21 À l'appui de la demande en révision de l'arrêt Guardian Industries et Guardian Europe/Commission, précité, les demanderesses font valoir que la Commission a dénaturé le dossier administratif présenté devant le Tribunal. Cette dénaturation ne serait apparue qu'au cours de la procédure de pourvoi, pendante devant la Cour, dans laquelle la Commission aurait fondé un nouvel argumentaire sur la déclaration faite par Saint-Gobain lors de la procédure administrative.
22 À cet égard, il suffit de relever que les demanderesses elles-mêmes admettent avoir eu accès à la déclaration de Saint-Gobain ainsi qu'au dossier administratif avant l'introduction devant le Tribunal de leur recours en annulation de la décision attaquée. Elles pouvaient donc invoquer cette déclaration à l'appui de leurs arguments, y compris pour faire valoir que la Commission avait dénaturé le dossier dans la décision attaquée, ou était en train de le dénaturer devant le Tribunal.

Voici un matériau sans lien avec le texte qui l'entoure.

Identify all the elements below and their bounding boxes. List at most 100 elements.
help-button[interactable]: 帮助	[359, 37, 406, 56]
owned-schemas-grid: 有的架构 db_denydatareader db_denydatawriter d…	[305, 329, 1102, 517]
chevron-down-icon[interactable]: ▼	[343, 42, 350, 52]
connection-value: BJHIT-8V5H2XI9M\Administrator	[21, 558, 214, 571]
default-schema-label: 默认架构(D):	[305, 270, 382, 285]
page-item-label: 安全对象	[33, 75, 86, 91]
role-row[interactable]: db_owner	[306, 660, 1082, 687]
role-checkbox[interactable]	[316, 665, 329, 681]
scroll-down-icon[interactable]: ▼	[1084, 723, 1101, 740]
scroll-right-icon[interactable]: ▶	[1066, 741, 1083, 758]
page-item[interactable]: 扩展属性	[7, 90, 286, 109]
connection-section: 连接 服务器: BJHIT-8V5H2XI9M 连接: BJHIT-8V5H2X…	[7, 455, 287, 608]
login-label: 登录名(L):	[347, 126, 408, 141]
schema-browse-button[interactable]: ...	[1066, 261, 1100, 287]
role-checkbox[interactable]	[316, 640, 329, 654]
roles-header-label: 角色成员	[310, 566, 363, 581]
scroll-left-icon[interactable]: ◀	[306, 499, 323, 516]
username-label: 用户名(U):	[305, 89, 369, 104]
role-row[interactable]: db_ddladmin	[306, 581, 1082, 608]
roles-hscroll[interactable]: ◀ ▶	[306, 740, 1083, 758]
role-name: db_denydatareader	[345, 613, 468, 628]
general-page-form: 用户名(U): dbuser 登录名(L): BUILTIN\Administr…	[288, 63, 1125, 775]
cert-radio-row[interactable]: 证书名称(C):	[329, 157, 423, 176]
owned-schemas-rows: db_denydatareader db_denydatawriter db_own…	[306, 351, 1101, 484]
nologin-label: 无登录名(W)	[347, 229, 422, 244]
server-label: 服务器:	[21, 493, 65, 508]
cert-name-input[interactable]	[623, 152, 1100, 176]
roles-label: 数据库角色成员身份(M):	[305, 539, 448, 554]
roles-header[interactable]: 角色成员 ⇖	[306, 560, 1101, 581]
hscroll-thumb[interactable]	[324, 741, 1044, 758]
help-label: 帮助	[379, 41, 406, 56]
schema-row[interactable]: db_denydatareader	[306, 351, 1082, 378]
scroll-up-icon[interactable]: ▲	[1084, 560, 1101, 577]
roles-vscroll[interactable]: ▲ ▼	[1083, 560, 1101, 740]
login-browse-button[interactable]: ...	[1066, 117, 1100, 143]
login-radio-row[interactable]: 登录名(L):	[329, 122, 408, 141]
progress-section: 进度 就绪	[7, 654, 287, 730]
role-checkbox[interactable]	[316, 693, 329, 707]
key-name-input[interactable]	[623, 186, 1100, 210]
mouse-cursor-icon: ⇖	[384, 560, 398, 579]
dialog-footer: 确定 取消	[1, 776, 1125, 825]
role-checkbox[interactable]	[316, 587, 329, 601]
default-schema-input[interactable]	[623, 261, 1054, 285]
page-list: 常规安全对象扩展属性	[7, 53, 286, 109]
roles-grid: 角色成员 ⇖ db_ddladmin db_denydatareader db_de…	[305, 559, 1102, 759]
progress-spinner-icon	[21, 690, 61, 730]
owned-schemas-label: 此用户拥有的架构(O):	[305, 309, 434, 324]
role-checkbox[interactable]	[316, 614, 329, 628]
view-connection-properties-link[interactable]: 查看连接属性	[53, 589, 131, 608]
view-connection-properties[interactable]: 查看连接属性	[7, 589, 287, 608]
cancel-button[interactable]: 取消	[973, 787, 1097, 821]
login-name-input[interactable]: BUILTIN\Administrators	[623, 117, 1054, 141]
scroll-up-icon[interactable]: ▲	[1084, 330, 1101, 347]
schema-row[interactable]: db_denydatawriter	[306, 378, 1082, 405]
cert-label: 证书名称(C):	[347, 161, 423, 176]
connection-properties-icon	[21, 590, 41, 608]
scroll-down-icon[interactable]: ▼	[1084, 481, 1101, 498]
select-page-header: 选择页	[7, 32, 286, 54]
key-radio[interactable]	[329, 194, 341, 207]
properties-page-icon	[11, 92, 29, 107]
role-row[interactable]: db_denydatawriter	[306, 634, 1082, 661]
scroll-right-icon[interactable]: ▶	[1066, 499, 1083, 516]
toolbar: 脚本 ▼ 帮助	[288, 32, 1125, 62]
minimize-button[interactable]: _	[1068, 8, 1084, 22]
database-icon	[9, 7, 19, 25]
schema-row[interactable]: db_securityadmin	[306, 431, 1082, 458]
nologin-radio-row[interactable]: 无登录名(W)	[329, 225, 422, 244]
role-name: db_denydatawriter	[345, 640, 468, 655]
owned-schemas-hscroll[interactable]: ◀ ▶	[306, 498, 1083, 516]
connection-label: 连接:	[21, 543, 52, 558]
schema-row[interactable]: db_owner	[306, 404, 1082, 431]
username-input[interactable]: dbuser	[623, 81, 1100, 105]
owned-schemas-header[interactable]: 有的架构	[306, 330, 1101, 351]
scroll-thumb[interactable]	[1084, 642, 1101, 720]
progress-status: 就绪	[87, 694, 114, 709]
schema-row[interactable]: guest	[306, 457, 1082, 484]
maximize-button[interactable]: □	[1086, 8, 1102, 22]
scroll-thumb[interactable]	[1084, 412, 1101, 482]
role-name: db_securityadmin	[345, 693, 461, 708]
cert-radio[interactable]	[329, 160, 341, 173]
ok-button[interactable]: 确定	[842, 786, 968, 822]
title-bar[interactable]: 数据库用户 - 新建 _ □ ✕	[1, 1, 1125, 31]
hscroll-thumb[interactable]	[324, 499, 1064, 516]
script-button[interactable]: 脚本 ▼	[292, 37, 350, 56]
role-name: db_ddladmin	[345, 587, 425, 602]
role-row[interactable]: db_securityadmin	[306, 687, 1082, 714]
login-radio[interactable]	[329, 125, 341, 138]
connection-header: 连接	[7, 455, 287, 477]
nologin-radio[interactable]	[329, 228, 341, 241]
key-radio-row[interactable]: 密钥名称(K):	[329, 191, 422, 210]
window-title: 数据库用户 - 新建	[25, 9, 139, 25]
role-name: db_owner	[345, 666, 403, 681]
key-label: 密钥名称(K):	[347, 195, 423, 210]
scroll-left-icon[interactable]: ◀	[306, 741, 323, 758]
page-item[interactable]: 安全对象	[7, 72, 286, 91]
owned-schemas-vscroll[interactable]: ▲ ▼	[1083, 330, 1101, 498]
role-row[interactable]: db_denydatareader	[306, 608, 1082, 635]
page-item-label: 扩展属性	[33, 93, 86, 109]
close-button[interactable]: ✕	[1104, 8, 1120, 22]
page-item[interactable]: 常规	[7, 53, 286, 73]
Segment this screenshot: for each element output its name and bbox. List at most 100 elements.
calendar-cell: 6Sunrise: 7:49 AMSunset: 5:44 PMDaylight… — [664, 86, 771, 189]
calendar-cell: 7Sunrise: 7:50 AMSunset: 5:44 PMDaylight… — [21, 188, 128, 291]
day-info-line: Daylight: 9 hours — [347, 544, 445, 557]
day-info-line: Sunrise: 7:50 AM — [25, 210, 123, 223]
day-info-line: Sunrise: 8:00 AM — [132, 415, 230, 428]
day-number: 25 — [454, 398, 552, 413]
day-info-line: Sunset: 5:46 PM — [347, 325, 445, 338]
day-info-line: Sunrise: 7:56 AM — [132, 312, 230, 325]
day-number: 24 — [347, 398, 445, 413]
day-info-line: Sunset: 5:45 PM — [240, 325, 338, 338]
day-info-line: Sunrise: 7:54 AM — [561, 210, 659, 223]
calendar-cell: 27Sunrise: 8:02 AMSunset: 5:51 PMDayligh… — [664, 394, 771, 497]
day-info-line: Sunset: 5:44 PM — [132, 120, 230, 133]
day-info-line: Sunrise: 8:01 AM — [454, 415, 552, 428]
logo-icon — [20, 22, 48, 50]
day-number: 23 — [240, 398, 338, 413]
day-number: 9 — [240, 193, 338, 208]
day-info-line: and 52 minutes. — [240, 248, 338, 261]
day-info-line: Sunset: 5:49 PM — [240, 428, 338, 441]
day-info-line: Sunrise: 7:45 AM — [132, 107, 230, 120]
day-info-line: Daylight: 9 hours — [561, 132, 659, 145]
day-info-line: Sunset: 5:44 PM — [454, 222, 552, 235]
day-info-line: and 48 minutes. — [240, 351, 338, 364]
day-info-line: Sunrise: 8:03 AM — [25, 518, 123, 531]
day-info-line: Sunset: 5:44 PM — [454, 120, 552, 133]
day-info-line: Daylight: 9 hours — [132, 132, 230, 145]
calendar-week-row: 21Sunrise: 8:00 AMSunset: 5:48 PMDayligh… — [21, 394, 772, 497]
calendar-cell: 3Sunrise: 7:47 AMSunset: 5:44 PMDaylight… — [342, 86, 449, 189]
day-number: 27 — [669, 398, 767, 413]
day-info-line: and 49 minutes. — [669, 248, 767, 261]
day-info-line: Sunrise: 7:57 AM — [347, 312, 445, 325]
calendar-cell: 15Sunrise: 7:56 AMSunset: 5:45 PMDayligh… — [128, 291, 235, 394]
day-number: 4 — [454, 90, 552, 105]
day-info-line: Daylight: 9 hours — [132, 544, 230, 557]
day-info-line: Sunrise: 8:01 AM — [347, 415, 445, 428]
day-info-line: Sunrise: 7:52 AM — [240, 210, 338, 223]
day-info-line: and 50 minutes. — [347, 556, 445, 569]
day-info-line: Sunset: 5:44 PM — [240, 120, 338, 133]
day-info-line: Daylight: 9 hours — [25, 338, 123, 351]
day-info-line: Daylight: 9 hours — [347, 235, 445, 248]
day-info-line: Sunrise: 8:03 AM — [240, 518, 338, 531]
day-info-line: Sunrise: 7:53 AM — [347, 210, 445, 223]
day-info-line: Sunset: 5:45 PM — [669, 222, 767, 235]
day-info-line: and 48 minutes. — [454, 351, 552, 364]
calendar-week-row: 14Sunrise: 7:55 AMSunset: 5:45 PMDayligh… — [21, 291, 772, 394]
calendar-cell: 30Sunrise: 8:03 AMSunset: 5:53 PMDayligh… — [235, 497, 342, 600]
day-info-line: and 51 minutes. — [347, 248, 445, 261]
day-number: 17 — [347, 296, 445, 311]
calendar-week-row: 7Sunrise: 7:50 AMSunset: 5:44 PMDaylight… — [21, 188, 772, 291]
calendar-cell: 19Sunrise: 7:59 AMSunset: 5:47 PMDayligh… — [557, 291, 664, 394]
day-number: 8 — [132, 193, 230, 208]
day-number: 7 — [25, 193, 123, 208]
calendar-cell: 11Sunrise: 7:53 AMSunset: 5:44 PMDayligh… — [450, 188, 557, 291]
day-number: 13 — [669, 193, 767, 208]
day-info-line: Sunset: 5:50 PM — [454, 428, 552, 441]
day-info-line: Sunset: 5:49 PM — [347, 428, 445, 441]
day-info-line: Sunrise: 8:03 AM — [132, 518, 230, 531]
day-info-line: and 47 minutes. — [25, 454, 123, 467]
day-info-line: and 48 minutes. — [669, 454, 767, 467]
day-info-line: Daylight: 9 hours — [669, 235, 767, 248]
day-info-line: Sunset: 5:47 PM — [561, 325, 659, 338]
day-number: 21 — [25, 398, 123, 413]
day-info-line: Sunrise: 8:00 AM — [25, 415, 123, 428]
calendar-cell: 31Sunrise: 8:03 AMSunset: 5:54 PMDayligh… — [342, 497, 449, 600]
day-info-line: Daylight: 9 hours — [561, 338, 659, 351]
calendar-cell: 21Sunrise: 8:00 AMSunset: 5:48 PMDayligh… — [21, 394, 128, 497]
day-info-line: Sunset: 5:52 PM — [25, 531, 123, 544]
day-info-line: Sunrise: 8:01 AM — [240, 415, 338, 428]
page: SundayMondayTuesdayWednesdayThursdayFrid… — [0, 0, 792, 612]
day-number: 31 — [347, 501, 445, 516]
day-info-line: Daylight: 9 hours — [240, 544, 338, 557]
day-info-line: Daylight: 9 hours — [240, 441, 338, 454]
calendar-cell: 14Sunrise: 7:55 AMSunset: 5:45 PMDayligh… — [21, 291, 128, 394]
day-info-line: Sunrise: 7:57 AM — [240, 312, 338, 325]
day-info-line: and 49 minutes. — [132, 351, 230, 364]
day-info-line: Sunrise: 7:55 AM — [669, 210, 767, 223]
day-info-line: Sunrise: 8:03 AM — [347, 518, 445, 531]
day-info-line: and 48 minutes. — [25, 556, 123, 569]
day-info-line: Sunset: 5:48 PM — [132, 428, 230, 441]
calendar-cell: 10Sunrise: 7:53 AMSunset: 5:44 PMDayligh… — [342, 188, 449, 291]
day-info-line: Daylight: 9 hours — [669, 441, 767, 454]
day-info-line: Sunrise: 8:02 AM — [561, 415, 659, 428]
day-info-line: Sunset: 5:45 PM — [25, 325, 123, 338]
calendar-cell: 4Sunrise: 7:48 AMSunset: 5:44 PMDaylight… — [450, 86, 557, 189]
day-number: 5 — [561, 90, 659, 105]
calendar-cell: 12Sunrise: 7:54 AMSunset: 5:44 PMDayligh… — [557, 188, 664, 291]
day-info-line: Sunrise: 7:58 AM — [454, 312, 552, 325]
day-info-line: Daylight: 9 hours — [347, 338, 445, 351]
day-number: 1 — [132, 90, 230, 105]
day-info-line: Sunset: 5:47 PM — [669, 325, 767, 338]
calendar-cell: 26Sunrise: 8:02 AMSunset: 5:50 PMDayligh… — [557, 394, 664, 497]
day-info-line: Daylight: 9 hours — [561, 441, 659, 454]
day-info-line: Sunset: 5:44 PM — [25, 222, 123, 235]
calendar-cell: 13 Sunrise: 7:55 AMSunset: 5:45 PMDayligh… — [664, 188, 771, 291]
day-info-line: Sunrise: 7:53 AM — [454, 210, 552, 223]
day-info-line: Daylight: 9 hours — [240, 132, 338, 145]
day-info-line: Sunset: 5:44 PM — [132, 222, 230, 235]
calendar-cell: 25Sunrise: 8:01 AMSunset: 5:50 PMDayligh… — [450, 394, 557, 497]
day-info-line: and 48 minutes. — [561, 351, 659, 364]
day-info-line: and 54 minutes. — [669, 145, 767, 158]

L'éventuelle dénaturation de la Commission de la déclaration de Saint-Gobain ou du dossier administratif ne saurait être considérée comme un élément de nature factuelle et inconnu des demanderesses au sens de la jurisprudence visée au point 21 ci-dessus.
23 Il résulte de tout ce qui précède que la présente demande en révision doit être rejetée comme étant manifestement irrecevable, sans qu'il y ait lieu d'examiner les arguments des demanderesses liés au bien-fondé de ladite demande.
Sur les dépens
24 Aux termes de l'article 87, paragraphe 2 du règlement de procédure, toute partie qui succombe est condamnée aux dépens, s'il est conclu en ce sens.
25 En l'espèce, les demanderesses ayant succombé, il y a lieu de les condamner aux dépens conformément aux conclusions de la Commission.
Par ces motifs,
LE TRIBUNAL (sixième chambre)
ordonne :
1) La demande en révision est rejetée comme manifestement irrecevable.
2) Guardian Industries Corp. et Guardian Europe Sàrl sont condamnés aux dépens.